Fibroids are benign tumors, which start in the muscle wall of the uterus. They are extremely common and up to 30% of women may develop fibroids at some time in their lives.

It is extremely rare for them to become malignant tumors that might jeopardize the woman’s life. However, these may affect the woman’s health in other ways. Fibroids sometimes may cause abnormal and heavy vaginal bleeding or heavy menstrual periods. They may also reach a significant size and cause pain or discomfort symptoms at pressing other female pelvic organs such as the bladder or intestine. Finally, fibroids may affect the uterus in such a way that they may interfere with the normal reproductive process and the normal course of pregnancy.

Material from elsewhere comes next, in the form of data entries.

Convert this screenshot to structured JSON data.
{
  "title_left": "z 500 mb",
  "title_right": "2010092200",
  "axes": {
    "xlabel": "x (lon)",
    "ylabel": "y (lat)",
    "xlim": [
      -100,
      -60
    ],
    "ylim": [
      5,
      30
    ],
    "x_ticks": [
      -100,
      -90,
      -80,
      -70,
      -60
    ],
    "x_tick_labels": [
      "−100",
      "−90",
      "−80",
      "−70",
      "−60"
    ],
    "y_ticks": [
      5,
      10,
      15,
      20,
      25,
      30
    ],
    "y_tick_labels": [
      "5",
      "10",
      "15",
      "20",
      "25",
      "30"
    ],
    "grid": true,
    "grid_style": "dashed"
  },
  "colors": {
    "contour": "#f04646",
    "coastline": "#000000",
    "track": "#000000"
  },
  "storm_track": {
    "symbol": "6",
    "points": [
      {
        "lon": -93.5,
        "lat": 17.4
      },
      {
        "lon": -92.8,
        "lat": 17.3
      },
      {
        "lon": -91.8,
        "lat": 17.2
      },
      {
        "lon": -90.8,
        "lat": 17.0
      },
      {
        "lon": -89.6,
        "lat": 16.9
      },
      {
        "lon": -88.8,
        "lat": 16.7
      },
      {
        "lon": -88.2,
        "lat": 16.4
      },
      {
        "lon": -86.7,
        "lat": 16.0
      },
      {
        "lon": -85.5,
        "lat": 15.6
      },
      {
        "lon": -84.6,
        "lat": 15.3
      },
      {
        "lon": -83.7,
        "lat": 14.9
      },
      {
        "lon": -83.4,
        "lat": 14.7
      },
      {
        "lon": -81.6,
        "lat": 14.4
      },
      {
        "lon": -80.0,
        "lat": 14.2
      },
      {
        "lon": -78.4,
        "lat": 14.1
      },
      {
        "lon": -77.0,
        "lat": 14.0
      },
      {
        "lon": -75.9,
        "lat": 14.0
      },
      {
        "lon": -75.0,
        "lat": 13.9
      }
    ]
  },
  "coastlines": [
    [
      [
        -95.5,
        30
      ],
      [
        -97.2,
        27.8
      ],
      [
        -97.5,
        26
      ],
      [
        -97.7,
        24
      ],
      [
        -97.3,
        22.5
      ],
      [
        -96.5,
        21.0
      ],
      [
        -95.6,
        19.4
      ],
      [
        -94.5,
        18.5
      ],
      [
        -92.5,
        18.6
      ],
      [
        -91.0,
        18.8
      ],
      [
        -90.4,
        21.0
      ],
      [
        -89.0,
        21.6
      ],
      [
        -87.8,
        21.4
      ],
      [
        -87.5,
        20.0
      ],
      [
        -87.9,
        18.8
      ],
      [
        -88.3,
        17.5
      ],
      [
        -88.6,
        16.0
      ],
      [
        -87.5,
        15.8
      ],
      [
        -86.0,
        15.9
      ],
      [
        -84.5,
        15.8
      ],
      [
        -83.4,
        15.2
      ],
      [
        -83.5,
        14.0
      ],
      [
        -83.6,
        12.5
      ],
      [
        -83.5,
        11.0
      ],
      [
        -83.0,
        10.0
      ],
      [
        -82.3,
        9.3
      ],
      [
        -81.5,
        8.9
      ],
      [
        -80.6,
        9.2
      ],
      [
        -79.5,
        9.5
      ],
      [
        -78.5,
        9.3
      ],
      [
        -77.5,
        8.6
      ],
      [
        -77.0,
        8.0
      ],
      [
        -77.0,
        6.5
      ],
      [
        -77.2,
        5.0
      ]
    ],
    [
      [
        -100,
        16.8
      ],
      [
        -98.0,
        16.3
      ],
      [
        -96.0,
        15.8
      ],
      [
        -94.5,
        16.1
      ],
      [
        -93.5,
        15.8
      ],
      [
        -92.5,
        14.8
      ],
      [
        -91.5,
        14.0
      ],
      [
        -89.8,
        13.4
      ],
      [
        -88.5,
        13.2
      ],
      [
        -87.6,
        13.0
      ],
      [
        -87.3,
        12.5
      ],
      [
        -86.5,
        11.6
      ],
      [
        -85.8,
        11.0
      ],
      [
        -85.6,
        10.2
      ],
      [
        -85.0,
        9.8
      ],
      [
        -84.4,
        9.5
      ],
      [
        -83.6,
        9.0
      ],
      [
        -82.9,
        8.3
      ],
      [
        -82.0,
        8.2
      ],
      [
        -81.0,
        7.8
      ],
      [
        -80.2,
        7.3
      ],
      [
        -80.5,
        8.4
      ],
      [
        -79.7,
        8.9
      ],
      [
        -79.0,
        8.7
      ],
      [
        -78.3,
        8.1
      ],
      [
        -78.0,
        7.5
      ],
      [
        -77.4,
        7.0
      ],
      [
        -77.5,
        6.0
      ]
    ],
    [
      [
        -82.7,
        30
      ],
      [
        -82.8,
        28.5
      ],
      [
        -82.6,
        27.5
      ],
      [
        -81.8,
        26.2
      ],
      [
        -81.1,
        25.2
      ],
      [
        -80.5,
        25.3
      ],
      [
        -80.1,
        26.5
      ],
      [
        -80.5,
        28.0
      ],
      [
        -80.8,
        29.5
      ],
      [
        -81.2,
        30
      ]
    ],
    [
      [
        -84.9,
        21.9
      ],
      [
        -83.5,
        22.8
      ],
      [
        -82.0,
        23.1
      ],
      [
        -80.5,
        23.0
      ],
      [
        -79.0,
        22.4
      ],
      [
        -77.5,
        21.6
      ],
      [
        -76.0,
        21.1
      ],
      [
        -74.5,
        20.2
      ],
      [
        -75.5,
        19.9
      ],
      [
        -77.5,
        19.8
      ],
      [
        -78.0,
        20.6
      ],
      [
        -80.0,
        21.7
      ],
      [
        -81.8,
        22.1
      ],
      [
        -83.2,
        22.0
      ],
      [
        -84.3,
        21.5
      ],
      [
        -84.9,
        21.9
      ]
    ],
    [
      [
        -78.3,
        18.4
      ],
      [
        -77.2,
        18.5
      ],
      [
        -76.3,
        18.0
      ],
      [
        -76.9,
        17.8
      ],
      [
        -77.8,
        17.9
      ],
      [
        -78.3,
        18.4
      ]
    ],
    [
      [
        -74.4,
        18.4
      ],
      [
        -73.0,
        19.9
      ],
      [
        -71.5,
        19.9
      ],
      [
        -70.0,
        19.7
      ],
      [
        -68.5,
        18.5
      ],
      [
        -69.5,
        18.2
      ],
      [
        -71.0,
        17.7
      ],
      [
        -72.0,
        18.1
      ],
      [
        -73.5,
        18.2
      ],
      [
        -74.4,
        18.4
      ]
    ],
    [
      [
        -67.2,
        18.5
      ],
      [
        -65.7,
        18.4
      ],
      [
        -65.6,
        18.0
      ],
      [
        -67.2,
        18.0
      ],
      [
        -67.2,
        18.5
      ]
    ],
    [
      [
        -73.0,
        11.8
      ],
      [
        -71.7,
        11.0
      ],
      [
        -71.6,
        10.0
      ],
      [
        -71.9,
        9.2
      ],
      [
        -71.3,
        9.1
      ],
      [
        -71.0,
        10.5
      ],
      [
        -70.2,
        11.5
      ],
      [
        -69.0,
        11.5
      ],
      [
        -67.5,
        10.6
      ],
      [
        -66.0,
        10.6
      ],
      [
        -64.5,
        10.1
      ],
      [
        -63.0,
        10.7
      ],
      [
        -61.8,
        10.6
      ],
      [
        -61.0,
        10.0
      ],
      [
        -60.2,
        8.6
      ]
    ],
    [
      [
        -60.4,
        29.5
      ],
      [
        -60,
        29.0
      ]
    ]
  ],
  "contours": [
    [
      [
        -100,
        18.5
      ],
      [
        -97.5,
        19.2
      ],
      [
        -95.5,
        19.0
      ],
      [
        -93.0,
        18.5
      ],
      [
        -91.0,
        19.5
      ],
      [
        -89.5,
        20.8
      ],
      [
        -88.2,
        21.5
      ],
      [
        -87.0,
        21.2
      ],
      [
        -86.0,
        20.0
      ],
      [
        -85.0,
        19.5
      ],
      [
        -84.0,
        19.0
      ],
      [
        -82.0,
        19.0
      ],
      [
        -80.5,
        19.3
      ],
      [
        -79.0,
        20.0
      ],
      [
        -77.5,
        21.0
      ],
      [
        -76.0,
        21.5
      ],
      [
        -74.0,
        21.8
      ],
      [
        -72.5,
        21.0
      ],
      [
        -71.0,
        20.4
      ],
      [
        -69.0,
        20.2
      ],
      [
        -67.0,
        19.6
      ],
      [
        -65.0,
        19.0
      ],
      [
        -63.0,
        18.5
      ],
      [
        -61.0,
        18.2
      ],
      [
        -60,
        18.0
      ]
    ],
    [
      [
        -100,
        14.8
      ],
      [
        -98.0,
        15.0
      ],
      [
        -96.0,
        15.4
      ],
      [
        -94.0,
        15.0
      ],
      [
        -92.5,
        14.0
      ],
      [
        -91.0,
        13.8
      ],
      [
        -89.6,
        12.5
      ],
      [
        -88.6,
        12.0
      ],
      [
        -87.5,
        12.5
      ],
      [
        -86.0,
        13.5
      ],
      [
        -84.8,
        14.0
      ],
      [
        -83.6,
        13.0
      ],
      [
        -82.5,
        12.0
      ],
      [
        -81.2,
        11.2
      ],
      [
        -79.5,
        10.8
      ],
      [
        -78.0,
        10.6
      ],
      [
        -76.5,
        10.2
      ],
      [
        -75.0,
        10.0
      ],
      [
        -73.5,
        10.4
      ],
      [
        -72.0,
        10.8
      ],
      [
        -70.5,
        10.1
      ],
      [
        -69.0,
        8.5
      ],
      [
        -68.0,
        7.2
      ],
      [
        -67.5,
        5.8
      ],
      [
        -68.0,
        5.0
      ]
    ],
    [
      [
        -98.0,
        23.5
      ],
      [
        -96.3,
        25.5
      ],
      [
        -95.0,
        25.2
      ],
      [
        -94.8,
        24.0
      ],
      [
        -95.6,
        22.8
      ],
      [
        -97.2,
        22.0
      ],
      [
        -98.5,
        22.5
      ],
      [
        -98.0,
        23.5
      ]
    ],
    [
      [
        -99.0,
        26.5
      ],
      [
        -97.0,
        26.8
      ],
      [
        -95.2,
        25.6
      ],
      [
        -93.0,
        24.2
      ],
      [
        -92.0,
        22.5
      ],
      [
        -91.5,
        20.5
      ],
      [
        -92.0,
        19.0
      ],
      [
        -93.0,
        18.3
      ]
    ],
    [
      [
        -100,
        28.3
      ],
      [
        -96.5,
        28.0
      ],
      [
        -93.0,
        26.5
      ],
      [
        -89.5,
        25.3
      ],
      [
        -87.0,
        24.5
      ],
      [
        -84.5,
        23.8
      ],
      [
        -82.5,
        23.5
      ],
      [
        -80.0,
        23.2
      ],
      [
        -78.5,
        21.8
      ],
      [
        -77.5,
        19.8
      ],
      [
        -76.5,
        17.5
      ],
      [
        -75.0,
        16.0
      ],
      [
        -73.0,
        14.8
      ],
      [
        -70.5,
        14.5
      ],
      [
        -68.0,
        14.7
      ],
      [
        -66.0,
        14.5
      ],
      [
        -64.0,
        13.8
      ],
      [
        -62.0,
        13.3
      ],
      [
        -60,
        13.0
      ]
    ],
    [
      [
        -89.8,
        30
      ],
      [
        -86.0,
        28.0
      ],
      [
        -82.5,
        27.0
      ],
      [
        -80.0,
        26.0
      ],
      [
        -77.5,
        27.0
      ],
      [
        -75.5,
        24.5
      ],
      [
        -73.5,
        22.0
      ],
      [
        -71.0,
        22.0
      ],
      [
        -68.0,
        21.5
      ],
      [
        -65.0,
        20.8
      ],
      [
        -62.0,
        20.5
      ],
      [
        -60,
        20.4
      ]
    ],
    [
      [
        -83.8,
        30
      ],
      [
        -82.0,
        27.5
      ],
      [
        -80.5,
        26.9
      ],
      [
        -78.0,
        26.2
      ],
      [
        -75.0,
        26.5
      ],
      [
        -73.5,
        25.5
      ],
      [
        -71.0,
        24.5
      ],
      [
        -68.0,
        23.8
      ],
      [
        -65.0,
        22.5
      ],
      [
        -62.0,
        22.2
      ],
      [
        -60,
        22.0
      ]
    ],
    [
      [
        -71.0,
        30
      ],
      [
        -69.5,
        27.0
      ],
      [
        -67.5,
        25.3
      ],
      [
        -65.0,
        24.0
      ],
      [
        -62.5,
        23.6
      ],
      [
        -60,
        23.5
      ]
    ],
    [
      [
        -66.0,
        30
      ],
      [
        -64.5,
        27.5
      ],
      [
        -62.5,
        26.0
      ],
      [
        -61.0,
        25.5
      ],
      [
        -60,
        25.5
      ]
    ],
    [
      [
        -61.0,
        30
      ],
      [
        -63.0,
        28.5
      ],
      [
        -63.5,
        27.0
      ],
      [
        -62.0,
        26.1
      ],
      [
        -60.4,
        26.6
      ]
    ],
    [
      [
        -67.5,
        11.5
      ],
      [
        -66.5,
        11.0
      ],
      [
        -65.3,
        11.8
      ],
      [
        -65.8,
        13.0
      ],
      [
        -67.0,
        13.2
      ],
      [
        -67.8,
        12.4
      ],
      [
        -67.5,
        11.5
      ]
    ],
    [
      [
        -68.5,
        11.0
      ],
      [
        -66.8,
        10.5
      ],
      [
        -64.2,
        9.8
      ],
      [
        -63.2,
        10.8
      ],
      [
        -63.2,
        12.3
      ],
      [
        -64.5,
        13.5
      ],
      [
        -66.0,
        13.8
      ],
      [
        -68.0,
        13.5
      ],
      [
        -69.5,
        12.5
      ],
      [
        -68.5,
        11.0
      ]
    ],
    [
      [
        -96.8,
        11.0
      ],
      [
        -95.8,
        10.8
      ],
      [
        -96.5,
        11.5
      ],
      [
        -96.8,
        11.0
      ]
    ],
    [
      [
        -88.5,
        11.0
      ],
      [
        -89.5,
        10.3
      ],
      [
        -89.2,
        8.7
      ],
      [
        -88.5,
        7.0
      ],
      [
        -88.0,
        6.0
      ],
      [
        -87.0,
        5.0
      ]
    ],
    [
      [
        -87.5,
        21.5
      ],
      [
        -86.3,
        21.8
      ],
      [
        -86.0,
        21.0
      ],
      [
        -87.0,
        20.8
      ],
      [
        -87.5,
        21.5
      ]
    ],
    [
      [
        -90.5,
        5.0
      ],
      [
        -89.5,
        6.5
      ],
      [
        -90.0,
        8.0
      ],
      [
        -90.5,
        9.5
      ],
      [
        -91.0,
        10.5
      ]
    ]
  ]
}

Several aspects of fibroids determine if they can decrease the likelihood for a woman to achieve pregnancy and to carry pregnancy to term successfully. The location of fibroids is the most relevant aspect. Fibroids may grow from the wall of the uterus outwards (subserosal), in the thickness of the uterine wall (intramural) or from the wall of the uterus inward of the uterine cavity (submucosal.) There is enough medical evidence to say that subserosal fibroids DO NOT decrease the likelihood of pregnancy naturally, nor affect the development of pregnancy. On the other hand, it is also clear that submucosal fibroids decrease the chance to become pregnant and increase the risk of having a miscarriage (spontaneous abortion.) Controversy exists over whether intramural fibroids affect a woman’s fertile potential and the development of pregnancy. It seems that this only happens when the fibroids reach a large size (larger than 5 cm) or when they are multiple.


There are several ways to study the existence of fibroids in a woman’s uterus. The initial approach is the transvaginal pelvic ultrasound based on the ultrasound images. It allows detecting the presence and size of fibroids. Despite being a simple and extremely useful test, it often requires to be complemented with other tests, to determine the location of fibroids and condition of the uterine cavity. They include the sonohysterography, which is a transvaginal pelvic ultrasound with the injection of fluid into the uterine cavity and hysteroscopy, the insertion of a small lens into the uterine cavity that allows viewing the inside through a video screen.

If it is determined that the fibroids are affecting the likelihood and/or prognosis of pregnancy, they may be removed through a minimally invasive and outpatient surgery. These surgical techniques with minimal incisions are known as laparoscopy or hysteroscopy. The laparoscopy is based on the insertion of a lens into the abdomen through a small incision of 1 cm in the navel and some instruments or graspers through minimal incisions (0.5 cm) in the lower abdomen. This is used to remove subserosal or intramural fibroids. Hysteroscopy allows the removal of the submucosal fibroids entering through the vagina into the uterus.

Generally, most of women with uterine fibroids do not show any symptoms and do not require any type of treatment for women who have difficulty to get pregnant with large submucosal or intramural fibroids; the surgical treatment is simple, minimally invasive and successful.